Tout était offert par des donateurs et des bénévoles, la nourriture, les boissons, les éclairages… Le concert commence, ouvert par Belafonte. Lui, si agile et délié dans ses mouvements, voici qu’il se prend plusieurs fois les pieds au tapis de scène. Intrigué, il soulève un coin du tapis et découvre que le plancher repose sur des douzaines de cercueils vides prêtés par les pompes funèbres noires de la ville. Des cercueils tout prêts pour nous. Natif de la ville, le batteur de Belafonte a grimacé : « Bienvenue à Montgomery, les amis. »
On prenait les menaces au sérieux. Ces fanatiques d’Alabama ne faisaient pas semblant. Et c’était chaque fois troublant, vertigineux d’entrer en scène en se disant que, la nuit d’avant, un plouc rougeaud et défoncé à la bière avait juré devant ses copains que ce serait ton dernier concert. « Son ultime concert à cette salope de négresse communiste, ouais les gars ! » On sursautait au moindre craquement, on croyait voir des lunettes de fusil et des canons de carabine dans tous les miroitements de la foule.
Le soir, on nous a groupés dans la même chambre d’hôtel, avec mes musiciens, mon ami Hughes et mon mari. Nos matelas posés à même le sol. On nous avait demandé de ne pas approcher des fenêtres. Au milieu de la nuit, j’ai quand même jeté un œil en entrouvrant les rideaux : sur les toits tout autour étaient postés des marshals en armes — des policiers blancs pour nous garder… ou, plus vraisemblablement, nous dissuader de revenir.
J’ai tant donné pour le Mouvement, je me suis mise en danger et j’y ai laissé ma carrière. Pendant quinze ans, plus aucune maison de disques ne voulait me signer. J’étais indésirable. Surveillée par la CIA, surveillée par le FBI. Et à l’arrivée, quoi ? Mes rares amis sont morts ou en exil. Carmichael et Malcolm X m’avaient demandé d’écrire l’hymne du Mouvement, qui deviendrait le second hymne national. Eh bien ! leurs successeurs ont refusé ma chanson. Ils préfèrent les poufiasses disco et les rappeurs débiles. Ils se sont essuyés les pieds sur moi. J’emmerde la cause noire.
Poings sur la table, elle se dresse, harangue les derniers clients essaimés : « Oui, vous m’avez entendue : la cause noire, je l’emmerde ! »
Elle attire Angie contre elle : « On va danser au Katmandou ? [Se tournant vers Ricardo :] Une boîte de filles. Ta chasteté sera sauve. Les hommes y sont interdits, c’est la règle, mais avec moi tu entreras. »
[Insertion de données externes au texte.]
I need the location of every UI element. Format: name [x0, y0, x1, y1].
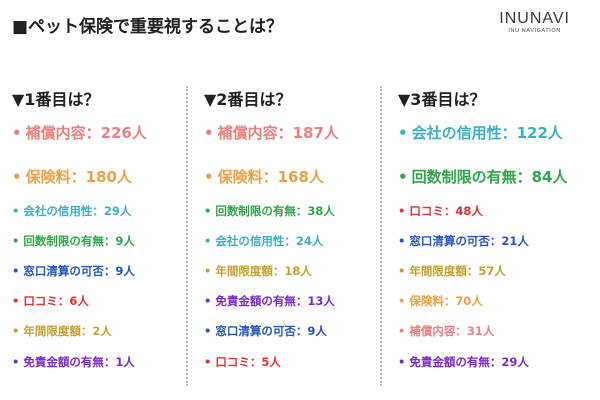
rank-3-column: ▼3番目は？ • 会社の信用性：122人 • 回数制限の有無：84人 • 口コミ：48人 •…	[398, 86, 598, 386]
bullet-icon: •	[398, 324, 406, 338]
rank-2-list-item: • 口コミ：5人	[204, 354, 281, 370]
rank-2-list-item: • 窓口清算の可否：9人	[204, 323, 327, 339]
list-item-text: 回数制限の有無：9人	[23, 234, 135, 248]
bullet-icon: •	[204, 124, 214, 142]
rank-1-list-item: • 回数制限の有無：9人	[12, 233, 135, 249]
bullet-icon: •	[398, 234, 406, 248]
logo: INUNAVI INU NAVIGATION	[499, 10, 570, 35]
list-item-text: 回数制限の有無：38人	[215, 204, 335, 218]
bullet-icon: •	[12, 168, 22, 186]
rank-3-heading: ▼3番目は？	[398, 90, 486, 109]
list-item-text: 保険料：70人	[409, 294, 483, 308]
bullet-icon: •	[12, 294, 20, 308]
rank-2-list-item: • 補償内容：187人	[204, 122, 339, 143]
list-item-text: 回数制限の有無：84人	[411, 168, 568, 186]
list-item-text: 保険料：180人	[25, 168, 132, 186]
rank-3-list-item: • 免責金額の有無：29人	[398, 354, 529, 370]
column-divider	[380, 86, 382, 386]
bullet-icon: •	[12, 234, 20, 248]
list-item-text: 補償内容：187人	[217, 124, 339, 142]
logo-main-text: INUNAVI	[499, 10, 570, 27]
rank-3-list-item: • 補償内容：31人	[398, 323, 494, 339]
list-item-text: 窓口清算の可否：21人	[409, 234, 529, 248]
list-item-text: 会社の信用性：122人	[411, 124, 563, 142]
list-item-text: 窓口清算の可否：9人	[23, 264, 135, 278]
bullet-icon: •	[204, 324, 212, 338]
bullet-icon: •	[398, 355, 406, 369]
rank-1-list-item: • 補償内容：226人	[12, 122, 147, 143]
logo-sub-text: INU NAVIGATION	[508, 28, 561, 34]
page-title: ■ペット保険で重要視することは？	[12, 17, 284, 37]
list-item-text: 保険料：168人	[217, 168, 324, 186]
rank-1-column: ▼1番目は？ • 補償内容：226人 • 保険料：180人 • 会社の信用性：29人 • 回数…	[12, 86, 182, 386]
ranking-columns: ▼1番目は？ • 補償内容：226人 • 保険料：180人 • 会社の信用性：29人 • 回数…	[0, 86, 600, 396]
bullet-icon: •	[204, 204, 212, 218]
list-item-text: 口コミ：48人	[409, 204, 483, 218]
list-item-text: 免責金額の有無：1人	[23, 355, 135, 369]
rank-3-list-item: • 窓口清算の可否：21人	[398, 233, 529, 249]
rank-1-list-item: • 会社の信用性：29人	[12, 203, 131, 219]
rank-2-list-item: • 会社の信用性：24人	[204, 233, 323, 249]
list-item-text: 口コミ：6人	[23, 294, 89, 308]
rank-3-list-item: • 回数制限の有無：84人	[398, 166, 567, 187]
rank-1-heading: ▼1番目は？	[12, 90, 100, 109]
rank-2-list-item: • 免責金額の有無：13人	[204, 293, 335, 309]
bullet-icon: •	[12, 124, 22, 142]
list-item-text: 年間限度額：2人	[23, 324, 112, 338]
bullet-icon: •	[12, 264, 20, 278]
list-item-text: 会社の信用性：24人	[215, 234, 324, 248]
rank-1-list-item: • 保険料：180人	[12, 166, 132, 187]
rank-1-list-item: • 口コミ：6人	[12, 293, 89, 309]
list-item-text: 補償内容：31人	[409, 324, 495, 338]
rank-2-list-item: • 回数制限の有無：38人	[204, 203, 335, 219]
rank-2-list-item: • 保険料：168人	[204, 166, 324, 187]
bullet-icon: •	[204, 168, 214, 186]
rank-3-list-item: • 年間限度額：57人	[398, 263, 506, 279]
rank-3-list-item: • 会社の信用性：122人	[398, 122, 563, 143]
list-item-text: 年間限度額：57人	[409, 264, 506, 278]
rank-3-list-item: • 口コミ：48人	[398, 203, 483, 219]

Angie, moqueuse : « Nina, le Kat a fermé voilà huit ans déjà. Mais on peut aller au Moon, à deux pas d’ici. Je finis mon service dans une demi-heure. »
Nina, sèche, comme dégrisée d’un coup : « Non, ça ira comme ça. Je dois rentrer dormir. Me reposer. »
Les sorties de Miss Simone sont aussi fulgurantes que ses sautes d’humeur : à peine a-t-elle dit, elle est debout, tend un billet de cinq cents à Leroy qui le refuse, ils s’embrassent, elle est déjà sur le trottoir lorsqu’elle réalise qu’elle n’a pas dit au revoir à la drôle de serveuse.